In new book, Jim Fruchterman explains how accessible ebooks help people with disabilities obtain education, employment, and social inclusion
“We want the right to read the same book at the same time, price, and place as everyone else.” This simple statement from the disability community sets forth the challenges of making books accessible. According to Jim Fruchterman, founder and CEO of Benetech and contributing author to a new book, Disability, Human Rights, and Information Technology, ebooks offer an incredible opportunity to meet these aspirations.

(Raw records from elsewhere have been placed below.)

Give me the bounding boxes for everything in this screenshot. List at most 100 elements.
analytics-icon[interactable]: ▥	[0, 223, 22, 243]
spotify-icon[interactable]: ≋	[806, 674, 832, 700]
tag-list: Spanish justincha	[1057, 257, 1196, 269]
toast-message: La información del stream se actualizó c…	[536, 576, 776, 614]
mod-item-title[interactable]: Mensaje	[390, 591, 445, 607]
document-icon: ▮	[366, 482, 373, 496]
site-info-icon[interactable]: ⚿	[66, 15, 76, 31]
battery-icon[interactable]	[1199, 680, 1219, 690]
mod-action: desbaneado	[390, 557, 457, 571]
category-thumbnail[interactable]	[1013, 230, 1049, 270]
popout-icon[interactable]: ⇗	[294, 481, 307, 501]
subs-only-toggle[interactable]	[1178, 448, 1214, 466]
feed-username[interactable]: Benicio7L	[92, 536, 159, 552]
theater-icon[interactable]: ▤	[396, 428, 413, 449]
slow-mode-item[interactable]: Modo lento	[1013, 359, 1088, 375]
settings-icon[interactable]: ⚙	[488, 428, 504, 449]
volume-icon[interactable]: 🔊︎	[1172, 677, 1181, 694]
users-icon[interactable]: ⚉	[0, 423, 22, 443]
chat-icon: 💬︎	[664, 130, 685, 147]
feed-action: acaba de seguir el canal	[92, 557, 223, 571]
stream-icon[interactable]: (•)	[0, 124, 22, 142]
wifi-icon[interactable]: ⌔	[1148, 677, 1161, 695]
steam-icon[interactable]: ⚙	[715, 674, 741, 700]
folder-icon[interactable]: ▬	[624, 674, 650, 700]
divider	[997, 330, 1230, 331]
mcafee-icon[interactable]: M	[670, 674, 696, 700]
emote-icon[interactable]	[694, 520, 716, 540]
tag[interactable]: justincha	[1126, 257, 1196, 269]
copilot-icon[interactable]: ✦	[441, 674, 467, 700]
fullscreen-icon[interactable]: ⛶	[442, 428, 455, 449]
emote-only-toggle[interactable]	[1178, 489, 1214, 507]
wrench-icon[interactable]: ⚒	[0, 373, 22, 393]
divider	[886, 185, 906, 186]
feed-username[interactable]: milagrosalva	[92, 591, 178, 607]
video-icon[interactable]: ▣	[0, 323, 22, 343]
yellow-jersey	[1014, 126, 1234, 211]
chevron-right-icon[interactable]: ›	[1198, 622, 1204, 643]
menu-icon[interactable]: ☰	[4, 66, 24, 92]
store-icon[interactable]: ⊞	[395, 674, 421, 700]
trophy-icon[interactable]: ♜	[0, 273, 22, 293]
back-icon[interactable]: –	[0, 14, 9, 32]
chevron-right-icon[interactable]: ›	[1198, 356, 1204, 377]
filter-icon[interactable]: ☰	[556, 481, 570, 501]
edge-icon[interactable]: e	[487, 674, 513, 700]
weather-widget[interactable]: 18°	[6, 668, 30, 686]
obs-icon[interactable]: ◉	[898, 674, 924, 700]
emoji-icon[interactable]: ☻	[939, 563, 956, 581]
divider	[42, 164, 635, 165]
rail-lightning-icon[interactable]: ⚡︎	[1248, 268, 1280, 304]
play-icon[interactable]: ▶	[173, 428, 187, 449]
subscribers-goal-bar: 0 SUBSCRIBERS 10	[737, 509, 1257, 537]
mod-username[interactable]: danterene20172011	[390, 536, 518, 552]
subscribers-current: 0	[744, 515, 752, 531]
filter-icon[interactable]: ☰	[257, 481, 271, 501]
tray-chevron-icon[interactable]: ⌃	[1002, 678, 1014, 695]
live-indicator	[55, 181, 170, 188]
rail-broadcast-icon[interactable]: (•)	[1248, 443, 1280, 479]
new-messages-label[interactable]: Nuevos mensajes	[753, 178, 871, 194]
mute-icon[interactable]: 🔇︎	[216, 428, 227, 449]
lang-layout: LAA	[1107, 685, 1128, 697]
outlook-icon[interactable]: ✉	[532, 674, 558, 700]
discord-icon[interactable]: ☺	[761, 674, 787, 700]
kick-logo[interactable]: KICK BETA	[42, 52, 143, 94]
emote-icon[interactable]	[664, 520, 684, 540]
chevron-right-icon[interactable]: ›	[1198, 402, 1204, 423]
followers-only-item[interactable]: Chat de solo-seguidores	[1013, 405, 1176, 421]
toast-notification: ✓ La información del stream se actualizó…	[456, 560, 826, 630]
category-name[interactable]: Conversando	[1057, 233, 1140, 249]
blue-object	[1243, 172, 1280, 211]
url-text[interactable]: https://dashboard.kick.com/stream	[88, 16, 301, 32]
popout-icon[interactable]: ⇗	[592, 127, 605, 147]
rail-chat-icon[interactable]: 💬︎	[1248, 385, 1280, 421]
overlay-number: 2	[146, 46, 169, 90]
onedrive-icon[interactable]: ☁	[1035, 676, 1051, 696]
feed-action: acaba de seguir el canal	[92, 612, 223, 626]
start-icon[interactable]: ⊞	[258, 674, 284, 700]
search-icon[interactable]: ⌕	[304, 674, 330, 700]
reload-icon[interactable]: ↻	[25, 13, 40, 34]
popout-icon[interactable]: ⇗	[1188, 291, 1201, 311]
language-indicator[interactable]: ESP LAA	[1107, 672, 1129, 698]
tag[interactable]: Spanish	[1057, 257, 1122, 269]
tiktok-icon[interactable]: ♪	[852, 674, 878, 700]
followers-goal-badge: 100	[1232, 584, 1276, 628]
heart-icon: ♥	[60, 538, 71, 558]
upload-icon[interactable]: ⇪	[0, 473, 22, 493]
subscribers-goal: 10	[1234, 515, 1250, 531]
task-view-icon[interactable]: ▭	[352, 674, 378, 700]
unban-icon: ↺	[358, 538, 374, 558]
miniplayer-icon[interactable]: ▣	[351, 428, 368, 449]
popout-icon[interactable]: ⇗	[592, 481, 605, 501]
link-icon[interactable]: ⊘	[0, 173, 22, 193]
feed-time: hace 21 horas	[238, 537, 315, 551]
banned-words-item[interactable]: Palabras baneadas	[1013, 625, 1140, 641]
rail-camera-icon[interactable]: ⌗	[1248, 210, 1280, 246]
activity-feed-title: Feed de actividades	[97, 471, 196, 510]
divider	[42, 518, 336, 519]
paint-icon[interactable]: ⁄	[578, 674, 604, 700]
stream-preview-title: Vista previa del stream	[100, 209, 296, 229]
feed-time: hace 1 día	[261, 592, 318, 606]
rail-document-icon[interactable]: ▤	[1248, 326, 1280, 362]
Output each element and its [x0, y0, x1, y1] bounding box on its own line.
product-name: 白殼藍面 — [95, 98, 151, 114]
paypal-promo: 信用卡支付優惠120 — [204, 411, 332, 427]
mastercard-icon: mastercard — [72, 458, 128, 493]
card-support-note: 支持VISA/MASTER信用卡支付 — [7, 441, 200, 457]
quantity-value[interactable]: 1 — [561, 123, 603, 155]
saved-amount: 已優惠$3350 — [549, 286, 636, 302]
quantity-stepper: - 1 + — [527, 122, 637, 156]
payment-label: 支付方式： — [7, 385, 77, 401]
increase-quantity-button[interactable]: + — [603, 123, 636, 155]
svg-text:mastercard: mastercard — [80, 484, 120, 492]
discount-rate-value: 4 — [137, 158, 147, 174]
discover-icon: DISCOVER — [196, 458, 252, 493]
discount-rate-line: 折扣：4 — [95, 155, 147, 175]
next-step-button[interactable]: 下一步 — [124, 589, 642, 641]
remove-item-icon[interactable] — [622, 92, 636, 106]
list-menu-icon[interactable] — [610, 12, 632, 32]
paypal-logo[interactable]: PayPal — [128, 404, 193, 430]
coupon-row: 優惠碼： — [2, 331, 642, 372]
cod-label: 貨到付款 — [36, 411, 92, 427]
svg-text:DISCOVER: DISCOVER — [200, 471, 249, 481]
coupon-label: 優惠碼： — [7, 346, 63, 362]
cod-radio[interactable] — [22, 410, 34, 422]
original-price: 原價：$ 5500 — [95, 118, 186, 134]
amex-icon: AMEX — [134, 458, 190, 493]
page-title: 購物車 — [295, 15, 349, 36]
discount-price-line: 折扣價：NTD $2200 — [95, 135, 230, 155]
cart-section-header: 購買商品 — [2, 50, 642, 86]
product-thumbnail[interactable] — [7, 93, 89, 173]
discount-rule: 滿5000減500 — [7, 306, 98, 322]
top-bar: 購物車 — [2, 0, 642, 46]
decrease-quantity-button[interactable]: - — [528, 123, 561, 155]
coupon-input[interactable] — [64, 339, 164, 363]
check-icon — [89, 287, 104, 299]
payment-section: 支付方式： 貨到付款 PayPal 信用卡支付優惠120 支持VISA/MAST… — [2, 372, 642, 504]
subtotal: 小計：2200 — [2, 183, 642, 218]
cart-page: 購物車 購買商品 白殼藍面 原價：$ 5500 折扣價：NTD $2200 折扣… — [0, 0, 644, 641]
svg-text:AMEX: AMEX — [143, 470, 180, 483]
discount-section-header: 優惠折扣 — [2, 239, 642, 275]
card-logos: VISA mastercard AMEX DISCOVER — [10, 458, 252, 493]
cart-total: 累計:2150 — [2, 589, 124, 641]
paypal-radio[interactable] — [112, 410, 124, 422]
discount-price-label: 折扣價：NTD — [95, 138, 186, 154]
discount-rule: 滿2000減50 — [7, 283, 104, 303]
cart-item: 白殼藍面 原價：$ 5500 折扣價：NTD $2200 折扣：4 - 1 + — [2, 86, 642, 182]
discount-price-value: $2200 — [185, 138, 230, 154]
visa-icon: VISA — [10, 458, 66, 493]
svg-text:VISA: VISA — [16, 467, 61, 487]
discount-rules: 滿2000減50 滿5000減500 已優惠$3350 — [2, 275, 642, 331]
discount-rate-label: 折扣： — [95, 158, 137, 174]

In chapter 9, Ebooks and Human Rights, Jim spells out the challenges faced by individuals with print disabilities (i.e., disabilities that interfere with the reading of standard print) prior to the advent of the ebook. Individuals with visual impairments, physical disabilities, and learning disabilities were often dependent on others to read to them. A limited number of books were available in large print, but they are cumbersome to transport, often abridged, and expensive to produce for a limited audience. Only ten percent of blind people can read braille, and for those who can, the selection of books is limited as they are not commercially viable to produce on a large scale.
Fast forward to the transition from paper to digital that created new mass-market opportunities that far surpassed a simple change in format. For example, digital text can be converted to several accessible formats — mp3 audio, braille, and highlighted text in enlarged fonts with text-to-speech narration – that can be read on a variety of affordable devices like tablets and smartphones. “The ability to be reading a new book one minute after choosing it is powerful compared with waiting days, weeks, months, or years,” says Jim.
Add in universal standards (EPUB 3), copyright law exceptions, the Individuals with Disabilities Education Act, the United Nations Convention on the Rights of Persons with Disabilities, the Marrakesh Treaty, and other policy changes all converging to enable wider distribution of accessible ebooks. Notes Jim, “The growing human rights consensus that people with disabilities need equal access to information, together with improved technology, means that we should be entering a world where everything born digital is born accessible.”
The ultimate goal is content that adapts to the needs of each individual user rather than the user being forced to adapt to the limitations of the content-delivery technology. That future can’t get here fast enough.
Disability, Human Rights, and Information Technology is now available in Bookshare to all members worldwide.